Album: The Dark Side of the Moon
Artist: Pink Floyd
Genre: Progressive Rock / Psychadelic Rock
Release Date: March 17, 1973
Label: Harvest (1973), Capitol (20th Anniversary), EMI (30th Anniversary)
Producer: Pink Floyd
It’s a sad fact of life – at least in the world of music, anyway – that the greatest and most important creations and developments are often sadly overlooked. I can expect anyone to know who Britney Spears is, but I still get raised eyebrows when I ask someone about Iron Maiden, and I guarantee most people have no idea what a “Grandmaster Flash” is. In such a world, it’s become increasingly difficult for me to take anything that’s remotely popular or mainstream seriously, which has in part lead to my more “alternative” taste.
Pink Floyd’s The Dark Side of the Moon is, in all respects, a glorious exception to this rule. Once my initial skepticism was pushed aside, I was overjoyed to find it to be one of the elite few truly deserving of its success and praise. And that goes beyond its purely financial achievements; at the time of its conception, DSotM was (and I am not exaggerating in the slightest here) an album destined by its inherent brilliance, creativity, and originality to define its era and deeply influence those to come from here to eternity. Whether that’s a statement that everyone wearing the Pink Floyd T-shirts they bought at The Gap can agree with is beyond me, but against impossible odds the fans and the critics – myself included – seem to agree, and so should you.
What’s truly magnificent about Pink Floyd is that the fame they acquired was due solely to the music they created, as it should be. DSotM is probably the best of their works to represent their ability because it is simultaneously their most experimental, so much so that it went on to define a genre that revolves around experimentation: progressive rock. Unlike their later rock opera classic The Wall, the album wallows in a sort of ethereal state, passing fluidly from one phase to the next, hard to grasp yet impossible not to be sucked into, like a musical vacuum. For this reason it’s hard to definitively break down DSotM into parts and infinitely easier to look at it as a whole, where the division of the album into songs only exists to divvy up the conceptual lyrics.
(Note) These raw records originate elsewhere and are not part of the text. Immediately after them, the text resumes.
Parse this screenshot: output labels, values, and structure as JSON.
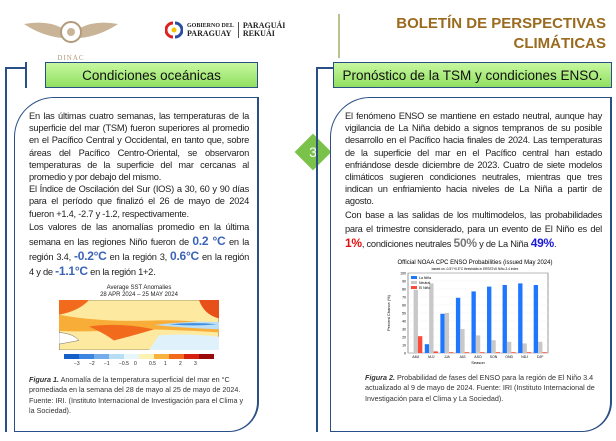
{
  "header": {
    "dinac_label": "DINAC",
    "gov_line1": "GOBIERNO DEL",
    "gov_line2": "PARAGUAY",
    "gov_line3": "PARAGUÁI",
    "gov_line4": "REKUÁI",
    "title_line1": "BOLETÍN DE PERSPECTIVAS",
    "title_line2": "CLIMÁTICAS"
  },
  "left": {
    "heading": "Condiciones oceánicas",
    "p1": "En las últimas cuatro semanas, las temperaturas de la superficie del mar (TSM) fueron superiores al promedio en el Pacífico Central y Occidental, en tanto que, sobre áreas del Pacífico Centro-Oriental, se observaron temperaturas de la superficie del mar cercanas al promedio y por debajo del mismo.",
    "p2": "El Índice de Oscilación del Sur (IOS) a 30, 60 y 90 días para el período que finalizó el 26 de mayo de 2024 fueron +1.4, -2.7 y -1.2, respectivamente.",
    "p3a": "Los valores de las anomalías promedio en la última semana en las regiones Niño fueron de ",
    "v1": "0.2 °C",
    "p3b": " en la región 3.4, ",
    "v2": "-0.2°C",
    "p3c": " en la región 3, ",
    "v3": "0.6°C",
    "p3d": " en la región 4 y de ",
    "v4": "-1.1°C",
    "p3e": " en la región 1+2.",
    "map_title1": "Average SST Anomalies",
    "map_title2": "28 APR 2024 – 25 MAY 2024",
    "colorbar_ticks": [
      "−3",
      "−2",
      "−1",
      "−0.5",
      "0",
      "0.5",
      "1",
      "2",
      "3"
    ],
    "fig_label": "Figura 1.",
    "fig_caption": " Anomalía de la temperatura superficial del mar en °C promediada en la semana del 28 de mayo al 25 de mayo de 2024. Fuente: IRI. (Instituto Internacional de Investigación para el Clima y la Sociedad)."
  },
  "badge": "3",
  "right": {
    "heading": "Pronóstico de la TSM y condiciones ENSO.",
    "p1": "El fenómeno ENSO se mantiene en estado neutral, aunque hay vigilancia de La Niña debido a signos tempranos de su posible desarrollo en el Pacífico hacia finales de 2024. Las temperaturas de la superficie del mar en el Pacífico central han estado enfriándose desde diciembre de 2023. Cuatro de siete modelos climáticos sugieren condiciones neutrales, mientras que tres indican un enfriamiento hacia niveles de La Niña a partir de agosto.",
    "p2a": "Con base a las salidas de los multimodelos, las probabilidades para el trimestre considerado, para un evento de El Niño es del ",
    "nino": "1%",
    "p2b": ", condiciones neutrales ",
    "neutral": "50%",
    "p2c": " y de La Niña ",
    "nina": "49%",
    "p2d": ".",
    "fig_label": "Figura 2.",
    "fig_caption": " Probabilidad de fases del ENSO para la región de El Niño 3.4 actualizado al 9 de mayo de 2024. Fuente: IRI (Instituto Internacional de Investigación para el Clima y La Sociedad)."
  },
  "chart_data": {
    "type": "bar",
    "title": "Official NOAA CPC ENSO Probabilities (issued May 2024)",
    "subtitle": "based on -0.5°/+0.5°C thresholds in ERSSTv5 Niño-3.4 index",
    "xlabel": "Season",
    "ylabel": "Percent Chance (%)",
    "ylim": [
      0,
      100
    ],
    "yticks": [
      "0",
      "10",
      "20",
      "30",
      "40",
      "50",
      "60",
      "70",
      "80",
      "90",
      "100"
    ],
    "categories": [
      "AMJ",
      "MJJ",
      "JJA",
      "JAS",
      "ASO",
      "SON",
      "OND",
      "NDJ",
      "DJF"
    ],
    "series": [
      {
        "name": "La Niña",
        "color": "#1f77ff",
        "values": [
          0,
          11,
          49,
          69,
          77,
          83,
          85,
          87,
          85
        ]
      },
      {
        "name": "Neutral",
        "color": "#c8c8c8",
        "values": [
          79,
          87,
          50,
          30,
          22,
          16,
          14,
          12,
          14
        ]
      },
      {
        "name": "El Niño",
        "color": "#ff4a3a",
        "values": [
          21,
          2,
          1,
          1,
          1,
          1,
          1,
          1,
          1
        ]
      }
    ],
    "legend": "top-left"
  },
  "colors": {
    "accent": "#2a4f86",
    "header_green": "#8fe060",
    "title": "#9a6b1f",
    "badge": "#7bc24a"
  }
}
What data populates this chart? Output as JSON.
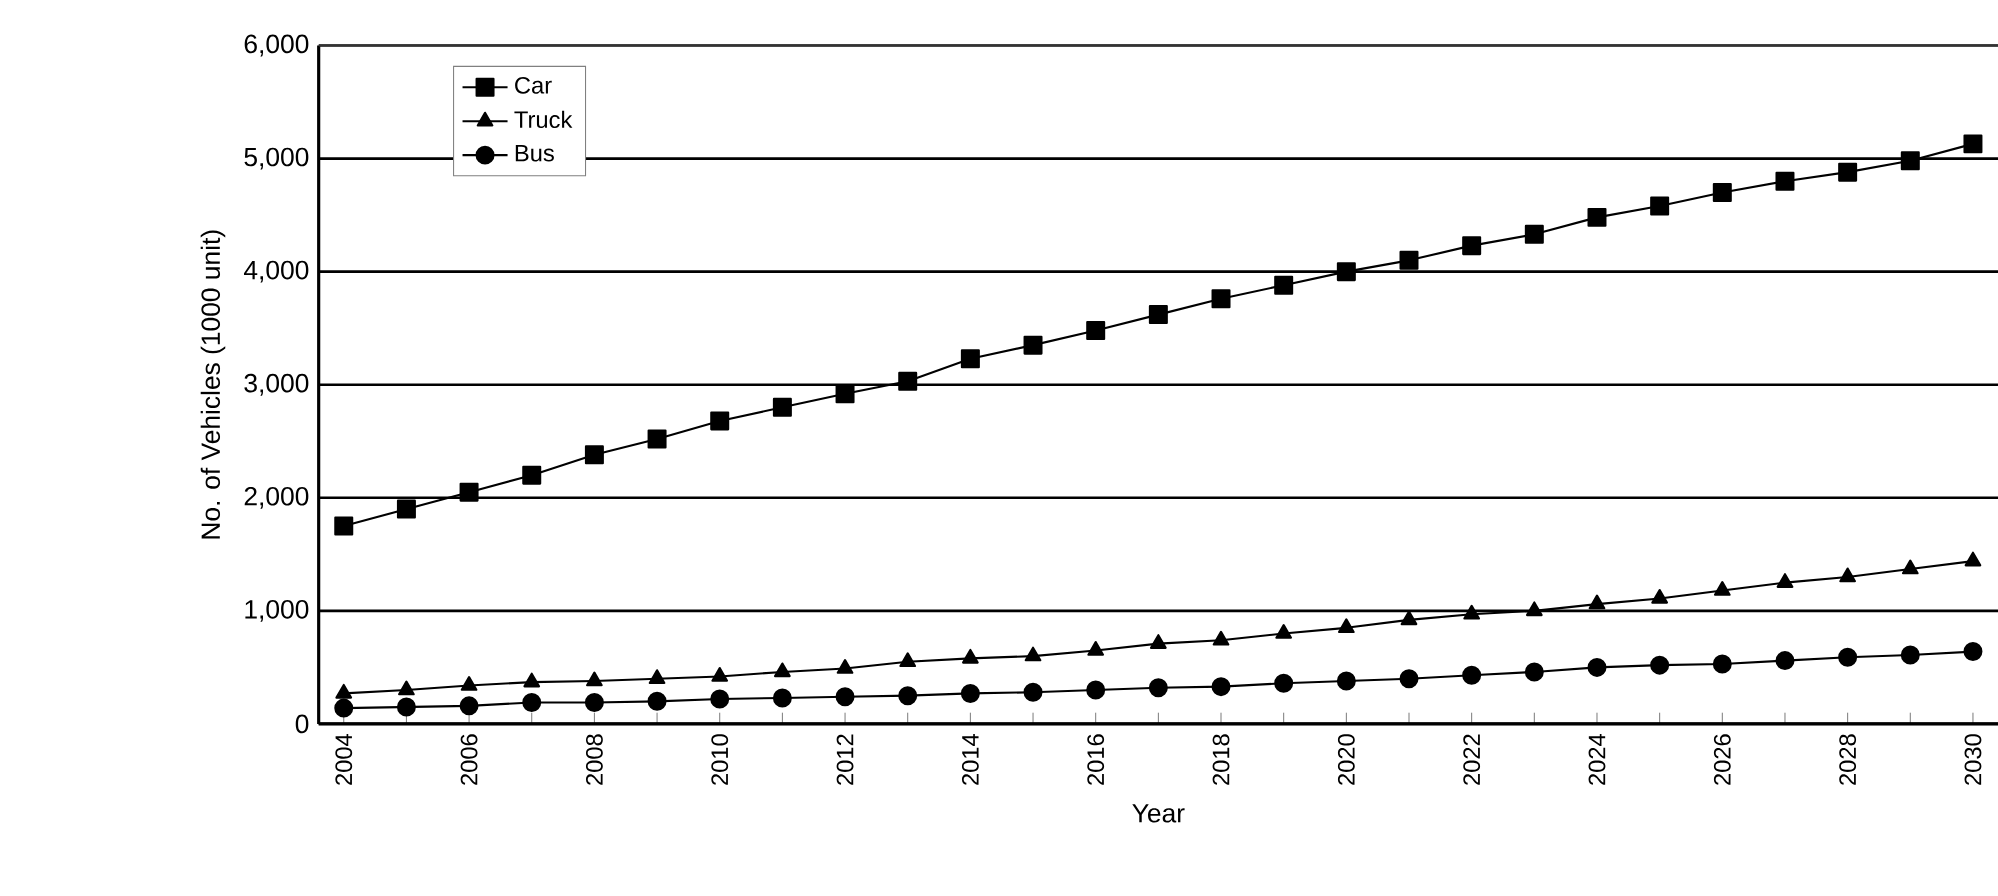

And conceptual the album is, dealing with some of the broadest and most complex issues: life, death, and that which takes place in between. Speak to Me / Breathe is the embodiment of life, represented by the throbbing heartbeat that ushers in the album, and the brief Eclipse ends it with a bold statement about free will. The remaining songs cover all kinds of territory ranging from religion (The Great Gig in the Sky) to greed (Money) to ethics and moral conflict (Us and Them), and are all delivered beautifully through David Gilmore’s spectacular vocals.
The guitarists and drummers do their task marvelously throughout, never overly technical and always in sync with the rest of the sound, but the real star here is the keyboard, courtesy of (recently deceased) Richard Wright. They are, indisputably, the key that unlocks the album’s almost ghost-like and oftentimes eerie sound, and this is clearly the album to which Wright contributed the most. Apart from that, the album’s atmosphere is accentuated by masterful mixing in of various sound effects and other oddities. The exact reasoning escapes me, but when a metronome syncs perfectly with the starting riff in Time, or when a melody of ringing cash registers and jingling coins kick in Money, it seems to make the song more meaningful.
Of course, the album does have its flaws. If you haven’t inferred this by now, know that it takes a patient and open mind to fully enjoy what DSotM has to offer. For something that has garnered so much attention, it’s surprisingly slow and lacks the focus and immediacy of most other music; many of its greatest second-long moments have buildups that can take minutes, as is the nature of progressivism. On the Run symbolizes this well; its long and repetitive keyboard noodling, accented only by odd sounds that pass in and out, may be as exciting to some as it is coma-inducing to others. Ironically, another potential fault can be found in its ending, which is sudden and lacks the explosive punch you would expect such an epic album to end at. In most other regards, though, DSotM is excellently paced and mastered.
Of course, maybe I’m being overly analytical (not like that’s a surprise to anyone). Bluntly put, The Dark Side of the Moon perfectly captures the time and place of 1973, perfectly summarizes a handful of life’s most vital aspects, and is a blast to listen to, all in one handy package. Beyond being the most important proof that music that impresses the public and leaves a massive mainstream mark is almost always made without the intention to do so (see also: Nirvana), its an album that actually received what it deserved. It’s a pity more albums don’t.
And R.I.P. Richard. We think you and your band may have written your own best eulogy for you: "And I am not frightened of dying, any time will do, I don't mind. Why should I be frightened of dying? There's no reason for it, you've gotta go sometime."